Se fue a comprar puchos - María C.
No quería que le preguntase nada, sus ojos escapaban. Qué lástima, qué pena daba esa cara inundada de lágrimas, cortinado entre marrón y rojizo. Piel pálida, boca silenciada por la sorpresa y esa mirada… Un cogollo parecía con el cuerpo plegado al rayo del Sol, al pie de un Sol que no anima sino enajena en la construcción de una escena poco o nada compatible con su vida: y por qué es que del otro lado del vidrio, doblando la esquina acaso cruzando la calle el día es hermoso, por qué es que vos jugas y reís mientras yo no tengo más ligazón con el mundo. Cubo o prisma, blanco o sucio les encierra con hojas de yeso y ladrillo. Una hendija tal vez un tajo, y por allí filtraba la luz, melosa salvia y ese cogollo a sus pies como si esperase mutar y tal vez comenzar a vivir vía fotosíntesis. Pero vos jugas y no entendés nada, casi destruís el esbozo de vida postrado en la terrosa madera. Tanta ingratitud, le preguntas por qué y el retoño te ordena: te irás, y lo harás rápido más te vale. Ya en soledad vuelve a caer en el más profundo silencio, actitud casi vegetativa a no ser por su recientemente incendiado cigarrillo. Largo y fino, orgánico y arquitectónico en algún punto su imagen y semejanza; se consume, pero ya otra rama crece para poder arrancar y encender, cíclico e impersonal… pero no tan homólogo a su ser. Cenizas y lágrimas caen, los cigarrillos uno a uno se consumen, los llantos recrudecen; pero los cigarrillos son veinte y sus lamentos infinitos.
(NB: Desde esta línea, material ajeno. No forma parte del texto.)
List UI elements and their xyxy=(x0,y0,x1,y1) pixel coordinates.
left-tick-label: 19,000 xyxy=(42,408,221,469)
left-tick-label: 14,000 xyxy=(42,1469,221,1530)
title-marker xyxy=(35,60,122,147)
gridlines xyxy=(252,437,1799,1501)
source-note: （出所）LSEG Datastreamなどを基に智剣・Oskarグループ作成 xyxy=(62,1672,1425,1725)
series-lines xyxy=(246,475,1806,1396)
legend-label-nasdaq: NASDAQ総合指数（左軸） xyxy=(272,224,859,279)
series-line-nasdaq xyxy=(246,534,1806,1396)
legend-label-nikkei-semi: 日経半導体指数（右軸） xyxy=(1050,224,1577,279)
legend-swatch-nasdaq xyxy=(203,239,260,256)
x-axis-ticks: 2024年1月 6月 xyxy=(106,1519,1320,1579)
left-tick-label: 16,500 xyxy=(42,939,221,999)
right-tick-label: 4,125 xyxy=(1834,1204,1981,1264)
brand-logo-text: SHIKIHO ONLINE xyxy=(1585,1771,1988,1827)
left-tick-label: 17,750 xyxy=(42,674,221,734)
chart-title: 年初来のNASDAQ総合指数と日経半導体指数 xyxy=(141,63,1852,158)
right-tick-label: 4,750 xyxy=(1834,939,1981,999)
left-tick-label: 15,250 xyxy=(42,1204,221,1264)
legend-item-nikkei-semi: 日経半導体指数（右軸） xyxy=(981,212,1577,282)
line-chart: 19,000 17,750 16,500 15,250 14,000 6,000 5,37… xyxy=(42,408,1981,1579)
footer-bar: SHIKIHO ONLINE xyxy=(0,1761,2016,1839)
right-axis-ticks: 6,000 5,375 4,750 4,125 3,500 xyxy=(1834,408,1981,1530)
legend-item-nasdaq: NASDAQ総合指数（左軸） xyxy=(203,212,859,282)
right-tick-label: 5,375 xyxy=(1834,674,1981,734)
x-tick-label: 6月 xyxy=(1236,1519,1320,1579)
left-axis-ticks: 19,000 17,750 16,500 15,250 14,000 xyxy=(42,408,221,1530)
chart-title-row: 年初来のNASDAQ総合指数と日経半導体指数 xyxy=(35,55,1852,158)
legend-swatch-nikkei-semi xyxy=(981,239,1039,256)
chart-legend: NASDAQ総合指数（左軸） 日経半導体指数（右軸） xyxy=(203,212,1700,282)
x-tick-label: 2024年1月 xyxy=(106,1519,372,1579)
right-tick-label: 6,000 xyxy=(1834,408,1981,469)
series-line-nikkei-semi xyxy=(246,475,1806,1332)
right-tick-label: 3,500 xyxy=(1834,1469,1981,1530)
Recordaba algunas clases de álgebra de su escuela primaria, girones de secundaria, una nebulosa universitaria; infinito, como un ocho acostado, veinte como un pato y una letra “o”. Era claro, evidente y revelador en ese preciso momento, veinte e infinito no son lo mismo: así, si fumo veinte tendré mucho llanto de más. Casi milimétricamente, precisión de ingeniería espacial, calcula y piensa. El tiempo, la velocidad, sus piernas, los pasos, la fuerza y muchas ecuaciones, la posibilidad de la repetición y de la imitación, la probabilidad de que las semillas germinen en nuevas cosas verdes con más semillas. Y entonces que todo continuase a modo de ciclo, a modo de ocho acostado o infinito. Sí, eso era natural. Pero el cogollo es humano, no planta. El cogollo tiene miedo, resentimiento, furia, dolor. Y llora, porque ya no sabe qué hacer, cómo actuar o qué esperar. Certeza era que ya no podría esperar más, su cuerpo dolía por ese plegado obligado y deseaba
contra sus expectativas moverse. Quiso pedirte perdón y quiso contarte, por ello golpeó tu puerta y dijo en una voz impropia que necesitaba cigarrillos, que se iba a comprar al kiosco de la vuelta, que si querías algo. -“¡Sí! Caramelos si podes, o helado.” -“Está bien, no tardo.” -“Así no, decime, me muero. ¿Qué pasó?” -“No”. -“Pero yo no siento.” -“¡Pero yo sí! ¡Siento, siento, acá mirame!” Capullo casi era, se desploma en renovado llanto. Miras la escena y todavía no entendes, será que sos más cogollo que aquel pobre ser. Se seca las lágrimas. Dice: -“Bueno, ya vengo… ¿qué te iba a decir?, bizcochos, son de la abuela y están buenos.”
¡ah!,
come
los
- … -“Se fue… salió a comprar puchos Ana”. Te buscas en el espejo y reflexionás: salió a comprar puchos, y no volvió. 11 Julio 2009.